İhaleye sadece iki grup katıldı. İhale bu fiyatı verenin
üzerinde kalmak üzere. Herhangi bir açık artırma falan
olmadı! Rekabet koşulları yaratılmadı. Ne oldu?
Rus şirketiyle ortak bir Türk grup ihaleye
girdi, öteki gruptan biraz daha yüksek bir fiyat verdi.
Rus şirketi para sıkıntısı içinde.
TÜPRAŞ onların verdiği fiyatla gitmek üzere.

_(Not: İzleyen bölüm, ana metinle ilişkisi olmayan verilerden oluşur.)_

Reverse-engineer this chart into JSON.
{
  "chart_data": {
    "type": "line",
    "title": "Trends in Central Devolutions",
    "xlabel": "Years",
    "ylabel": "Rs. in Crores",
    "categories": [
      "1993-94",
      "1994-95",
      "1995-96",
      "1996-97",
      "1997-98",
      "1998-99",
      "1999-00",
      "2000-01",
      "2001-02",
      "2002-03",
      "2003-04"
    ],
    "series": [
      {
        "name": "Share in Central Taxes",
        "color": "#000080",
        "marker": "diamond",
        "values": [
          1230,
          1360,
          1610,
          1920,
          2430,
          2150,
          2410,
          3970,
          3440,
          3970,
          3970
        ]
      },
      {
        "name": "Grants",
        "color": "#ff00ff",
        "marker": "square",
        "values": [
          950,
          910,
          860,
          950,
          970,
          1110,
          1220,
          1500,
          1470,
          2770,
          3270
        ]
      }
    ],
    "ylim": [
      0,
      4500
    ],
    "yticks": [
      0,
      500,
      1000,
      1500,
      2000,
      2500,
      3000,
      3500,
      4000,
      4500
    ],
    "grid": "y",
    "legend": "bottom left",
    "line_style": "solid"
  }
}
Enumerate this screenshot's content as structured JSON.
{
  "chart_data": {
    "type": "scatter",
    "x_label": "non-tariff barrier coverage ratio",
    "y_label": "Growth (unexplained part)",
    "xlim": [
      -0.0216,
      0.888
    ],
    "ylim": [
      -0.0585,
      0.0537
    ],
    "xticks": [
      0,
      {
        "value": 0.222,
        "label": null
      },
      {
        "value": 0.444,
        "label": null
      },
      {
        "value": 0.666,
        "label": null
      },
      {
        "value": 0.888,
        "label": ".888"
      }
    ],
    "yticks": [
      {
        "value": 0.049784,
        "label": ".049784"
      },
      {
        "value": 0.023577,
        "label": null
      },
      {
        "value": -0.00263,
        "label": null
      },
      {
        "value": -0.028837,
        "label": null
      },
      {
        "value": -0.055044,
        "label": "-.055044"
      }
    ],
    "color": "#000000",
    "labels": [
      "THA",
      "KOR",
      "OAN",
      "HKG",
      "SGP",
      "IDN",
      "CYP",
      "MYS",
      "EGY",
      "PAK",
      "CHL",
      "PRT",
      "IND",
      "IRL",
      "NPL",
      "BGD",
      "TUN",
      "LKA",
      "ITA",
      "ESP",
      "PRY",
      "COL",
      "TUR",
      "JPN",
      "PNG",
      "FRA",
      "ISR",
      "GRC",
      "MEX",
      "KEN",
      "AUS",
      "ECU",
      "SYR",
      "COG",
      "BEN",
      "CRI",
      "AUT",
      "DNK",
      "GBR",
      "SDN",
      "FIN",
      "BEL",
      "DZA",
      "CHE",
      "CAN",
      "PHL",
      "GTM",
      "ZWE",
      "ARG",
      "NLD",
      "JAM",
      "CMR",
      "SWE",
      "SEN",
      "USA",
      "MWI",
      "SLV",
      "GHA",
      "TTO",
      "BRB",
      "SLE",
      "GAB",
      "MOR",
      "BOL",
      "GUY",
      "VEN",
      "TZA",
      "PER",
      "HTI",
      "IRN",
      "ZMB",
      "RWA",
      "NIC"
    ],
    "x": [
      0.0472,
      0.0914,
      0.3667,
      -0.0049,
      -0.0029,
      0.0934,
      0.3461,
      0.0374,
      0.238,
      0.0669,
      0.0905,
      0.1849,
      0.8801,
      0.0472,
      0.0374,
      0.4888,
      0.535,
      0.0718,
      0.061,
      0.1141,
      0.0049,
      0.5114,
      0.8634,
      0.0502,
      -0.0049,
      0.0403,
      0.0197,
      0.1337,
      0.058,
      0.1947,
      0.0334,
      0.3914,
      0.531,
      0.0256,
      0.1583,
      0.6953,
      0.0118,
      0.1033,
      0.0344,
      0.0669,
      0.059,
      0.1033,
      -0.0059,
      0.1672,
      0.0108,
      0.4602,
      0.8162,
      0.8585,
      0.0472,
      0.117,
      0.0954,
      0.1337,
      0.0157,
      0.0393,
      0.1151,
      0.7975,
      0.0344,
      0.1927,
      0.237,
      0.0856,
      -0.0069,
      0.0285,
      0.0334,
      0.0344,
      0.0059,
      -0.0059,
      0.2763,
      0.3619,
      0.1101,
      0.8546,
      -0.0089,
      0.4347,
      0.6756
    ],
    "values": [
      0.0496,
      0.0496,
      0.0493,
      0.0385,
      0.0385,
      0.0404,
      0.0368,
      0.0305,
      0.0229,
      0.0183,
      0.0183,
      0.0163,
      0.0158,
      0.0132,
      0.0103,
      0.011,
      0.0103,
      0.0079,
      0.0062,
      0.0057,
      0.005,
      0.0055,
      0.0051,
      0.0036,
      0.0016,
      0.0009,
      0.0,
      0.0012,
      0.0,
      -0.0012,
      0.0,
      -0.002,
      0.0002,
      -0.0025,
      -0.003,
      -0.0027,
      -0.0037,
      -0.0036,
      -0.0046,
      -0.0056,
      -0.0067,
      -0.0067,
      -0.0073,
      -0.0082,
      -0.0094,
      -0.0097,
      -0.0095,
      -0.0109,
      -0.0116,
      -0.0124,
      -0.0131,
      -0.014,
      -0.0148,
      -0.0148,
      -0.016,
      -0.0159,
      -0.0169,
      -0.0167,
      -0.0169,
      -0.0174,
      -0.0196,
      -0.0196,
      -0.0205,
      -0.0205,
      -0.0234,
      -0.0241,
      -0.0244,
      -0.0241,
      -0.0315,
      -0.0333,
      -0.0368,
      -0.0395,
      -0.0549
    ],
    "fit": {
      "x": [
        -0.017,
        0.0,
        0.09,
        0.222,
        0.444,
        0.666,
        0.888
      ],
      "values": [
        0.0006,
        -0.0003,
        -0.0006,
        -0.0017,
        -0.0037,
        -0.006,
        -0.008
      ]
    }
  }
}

Ölmüş eşek fiyatına mı? Estağfurullah! Ölmüş değil ama
canlı eşek fiyatına!
Elimizde altın yumurtlayan bir tavuk var. Hiçbir
sorunu olmayan dev bir kuruluş. Tıkır tıkır çalışıyor...
Ve biz bunu bu koşullarda ‘‘özelleştirme’’ adı
altında satıyoruz.
TÜPRAŞ'ın devlet bütçesine bir yükü yok. Bir kamburu
yok. Sorunu yok. Tam tersine, korkunç gelir sağlıyor.
Dahası, stratejik önemi olan bir kuruluş. Yarın
Türkiye sıkıntılı bir döneme girdiğinde, petrol açısından
sorun yaşandığında, biz bu kuruluşun yarısını bir yabancı
şirketin kucağına kaptırmış olacağız.
Benim anladığım anlamda özelleştirme, kamuya ve devlet
bütçesine yük olan kurum ve kuruluşların
satılmasıdır. Devletin ve milletin altın yumurtlayan
tavukları böyle fiyatlara nasıl satılır?
TÜPRAŞ... Milli Piyango...
Bunlar para basan makineler.
Bunları üç beş yıllık kazançları karşılığında nasıl satarız?
Oynanmak istenen oyun çok net ve açık:
‘‘Efendim biz özelleştirme yaptık, TÜPRAŞ'ı bile satıp
sözümüzde durduk.’’
Etmeyin eylemeyin. Devletin milletin malına, para basan
tesislerine böyle kıymayın. Ayıptır, yazıktır, günahtır.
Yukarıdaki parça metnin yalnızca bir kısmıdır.